Sumado a todo esto, la Década del ‘90 y la aplicación de un modelo neoliberal a ultranza que nos hundió y nos llevó a los límites: estuvimos al borde de la desintegración de la Nación y se llevó a inmensos sectores de nuestro pueblo a la marginalidad social, económica y cultural.
Este último modelo económico-social, profundizado desde Martínez de Hoz, ha determinado una cultura que debemos desterrar.
Entonces, el contenido de la Revolución Cultural debe partir de un conocimiento previo de esta otra cultura que debemos eliminar; cultura que se encuentra en la idiosincracia de muchos de los argentinos.
Es evidente que en nosotros existen valores positivos y también negativos.
Entre los primeros podemos señalar el sentido de la libertad y de la igualdad, de la familia, el propósito de mejoramiento, la religiosidad, el sentido de la democracia y la tolerancia.
Entre los segundos se observa el desconocimiento de la escasez, el no reconocimiento que se acabó el país rico, la desvalorización del tiempo, la resistencia a la jerarquía, escaso sentido de responsabilidad, la falta de asimilación del lucro lógico y del cálculo ecónomico, un cierto grado de fatalismo, un insuficiente respeto de la propiedad pública y privada, el resentimiento y el desprecio, la poca aplicación de métodos experimentales, insuficiente solidaridad, rasgos de espíritu faccioso y falta de compromiso. Y si a todo esto se le agrega el incumplimiento de principios éticos que ordenan las conductas, tanto en el orden individual como colectivo, la situación puede considerarse de gravedad.

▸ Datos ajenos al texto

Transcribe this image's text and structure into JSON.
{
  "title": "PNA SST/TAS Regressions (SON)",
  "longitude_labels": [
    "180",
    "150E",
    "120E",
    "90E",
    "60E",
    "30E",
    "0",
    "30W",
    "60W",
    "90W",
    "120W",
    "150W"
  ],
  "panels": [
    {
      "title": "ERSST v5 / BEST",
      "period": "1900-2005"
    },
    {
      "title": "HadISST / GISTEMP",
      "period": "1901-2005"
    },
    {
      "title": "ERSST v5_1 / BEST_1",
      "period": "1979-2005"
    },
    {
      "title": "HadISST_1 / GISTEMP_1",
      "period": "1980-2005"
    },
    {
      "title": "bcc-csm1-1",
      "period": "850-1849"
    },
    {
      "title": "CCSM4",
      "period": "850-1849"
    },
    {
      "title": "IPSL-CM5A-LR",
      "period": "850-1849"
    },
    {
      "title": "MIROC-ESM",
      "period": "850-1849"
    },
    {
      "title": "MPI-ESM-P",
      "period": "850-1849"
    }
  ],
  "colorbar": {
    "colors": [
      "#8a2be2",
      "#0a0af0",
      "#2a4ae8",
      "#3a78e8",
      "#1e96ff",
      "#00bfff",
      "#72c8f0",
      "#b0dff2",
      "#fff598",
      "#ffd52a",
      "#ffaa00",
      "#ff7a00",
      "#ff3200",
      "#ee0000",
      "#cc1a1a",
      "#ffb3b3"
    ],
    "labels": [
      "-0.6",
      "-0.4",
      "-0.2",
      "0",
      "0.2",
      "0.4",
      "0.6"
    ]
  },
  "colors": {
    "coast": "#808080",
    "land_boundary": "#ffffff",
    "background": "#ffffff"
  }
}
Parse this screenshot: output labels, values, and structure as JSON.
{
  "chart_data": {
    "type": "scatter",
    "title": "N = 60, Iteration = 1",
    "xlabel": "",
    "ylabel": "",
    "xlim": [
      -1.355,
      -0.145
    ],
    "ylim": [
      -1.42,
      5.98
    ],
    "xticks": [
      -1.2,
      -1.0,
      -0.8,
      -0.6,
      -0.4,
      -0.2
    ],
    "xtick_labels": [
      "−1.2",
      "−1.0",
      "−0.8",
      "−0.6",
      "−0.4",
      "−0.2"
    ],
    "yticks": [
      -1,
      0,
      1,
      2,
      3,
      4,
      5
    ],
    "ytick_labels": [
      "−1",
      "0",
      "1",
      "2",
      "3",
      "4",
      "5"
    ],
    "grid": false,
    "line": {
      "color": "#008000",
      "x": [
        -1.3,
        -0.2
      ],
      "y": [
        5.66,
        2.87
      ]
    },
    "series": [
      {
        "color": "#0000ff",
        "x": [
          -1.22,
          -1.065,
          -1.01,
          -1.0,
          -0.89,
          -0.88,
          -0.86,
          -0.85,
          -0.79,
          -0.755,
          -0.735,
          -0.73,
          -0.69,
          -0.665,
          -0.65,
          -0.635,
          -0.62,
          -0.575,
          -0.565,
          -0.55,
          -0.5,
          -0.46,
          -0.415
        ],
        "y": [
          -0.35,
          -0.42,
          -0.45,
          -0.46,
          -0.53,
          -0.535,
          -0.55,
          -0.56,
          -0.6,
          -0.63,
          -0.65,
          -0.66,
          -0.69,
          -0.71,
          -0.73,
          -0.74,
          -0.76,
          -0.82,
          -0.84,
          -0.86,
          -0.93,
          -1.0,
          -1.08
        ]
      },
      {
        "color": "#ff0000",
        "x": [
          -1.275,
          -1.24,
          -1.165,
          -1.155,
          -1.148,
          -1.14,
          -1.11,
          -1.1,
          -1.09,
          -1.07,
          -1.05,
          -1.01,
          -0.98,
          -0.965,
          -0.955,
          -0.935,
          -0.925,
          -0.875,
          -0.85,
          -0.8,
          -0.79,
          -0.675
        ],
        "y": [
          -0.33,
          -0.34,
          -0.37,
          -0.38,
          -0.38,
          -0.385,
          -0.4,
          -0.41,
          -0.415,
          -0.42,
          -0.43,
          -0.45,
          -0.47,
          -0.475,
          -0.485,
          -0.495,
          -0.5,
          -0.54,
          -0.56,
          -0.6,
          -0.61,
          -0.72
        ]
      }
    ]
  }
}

La incorporación de este reconocimiento y de la necesidad de modificar hábitos y costumbres se debe producir en todos los estratos sociales, desde los más humildes a los más encumbrados. No es suficiente difundirlo en el campo universitario o académico, debe generarse el debate en el seno mismo de la sociedad.
Ahora bien, la circunstancia de que los argentinos tengamos que corregir atrasos y deformaciones culturales, tecnológicas y económicas, no debe llevarnos al error de creer que se deben corregir otros aspectos de nuestra formación cultural, que hacen a nuestra idiosincrasia, a la historia, y a la conservación de valores fundamentales, por el contrario mantener nuestra identidad y conservar la autoestima y una sociabilidad grata a nuestros sentimientos y convicciones es el camino a seguir.
Esta convocatoria a producir una revolución Cultural permitirá iniciar un nuevo período en la historia argentina porque la Nación estará culturalmente preparada para ser eficiente en todo sentido, con un fuerte sentido ético y en aptitud para participar con altos dividendos entre los pueblos, logrando así y solamente así la grandeza de la Patria y el bienestar del Pueblo.